A Time for Awareness

4950_juicedrop_l_rgb_2After the 2016 presidential election, there is a heightened chance that people will feel emboldened to attack LGBT and other minority communities verbally and possibly physically. We must not become paranoid, but should have a heightened awareness about our personal safety and the safety of the community.

Here are a few things we ask of you:
1. Enter these 2 numbers in your phone’s address book and then set them to “Favorites”: 911 for “crime in progress” and 415-553-0123 for non-emergencies. [NOTE: Add 911 because it will be much faster to hit the entry than trying to dial 911 manually.]
2. Report every crime, using 911 for any crime in progress (suspects still in area) and non-emergency (suspects unknown or left the scene). The police need accurate data to manage resources.
3. Get the license number on vehicles and accurate descriptions of suspects.
4. Press charges or be willing testify as a witness if a suspect is detained.
5. Put a safety whistle on your key chain and carry it with you at all times [they are also essential for earthquake safety if trapped in rubble].
6. If you hear someone blowing a whistle, investigate from a safe distance and call 911 if appropriate. [The community had trained itself to do this as a reflex in the 1970’s but has become affected by the “I don’t want to get involved” syndrome in the mean time.]
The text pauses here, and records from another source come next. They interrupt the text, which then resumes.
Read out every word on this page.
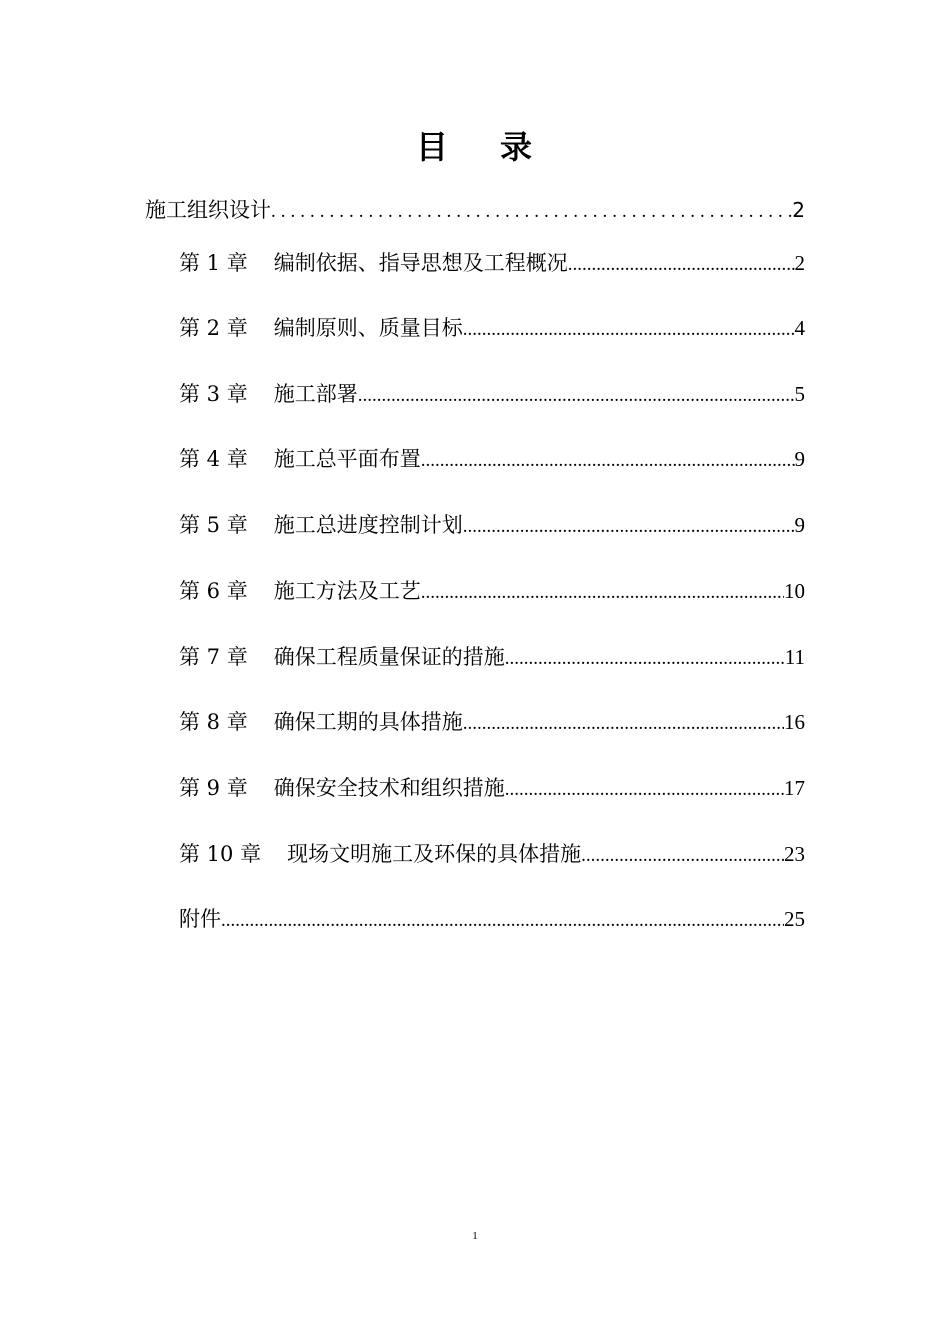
目 录
施工组织设计 .....	2
第 1 章 编制依据、指导思想及工程概况 .....	2
第 2 章 编制原则、质量目标 .....	4
第 3 章 施工部署 .....	5
第 4 章 施工总平面布置 .....	9
第 5 章 施工总进度控制计划 .....	9
第 6 章 施工方法及工艺 .....	10
第 7 章 确保工程质量保证的措施 .....	11
第 8 章 确保工期的具体措施 .....	16
第 9 章 确保安全技术和组织措施 .....	17
第 10 章 现场文明施工及环保的具体措施 .....	23
附件 .....	25
1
7. Avoid walking alone at night. Try to travel with friends or stay with the crowd.
8. Find a basic self-defense class or join a martial arts group so you can better defend yourself or others.
9. Join or at least support Castro Community on Patrol (CCOP). You are actually safer when on patrol with a trained, highly visible and well-known group than walking alone. We need a much larger visible presence.
10. Stay informed about threats or attacks via reliable media sources (Hoodline, Bay Area Reporter, Bay Times, network TV, etc.) and avoid the click-bait, conspiracy theory, and 3rd-hand “reports” as many of these are highly embellished or at times made up and tend to frighten more than inform.
11. Form closer bonds with others through your social network, volunteer organizations, communities of faith, etc. so you are part of a larger network who can either help you physically during an attack or emotionally if fear becomes overwhelming.
12. Take care of yourself, take care of your friends, and take care of your community.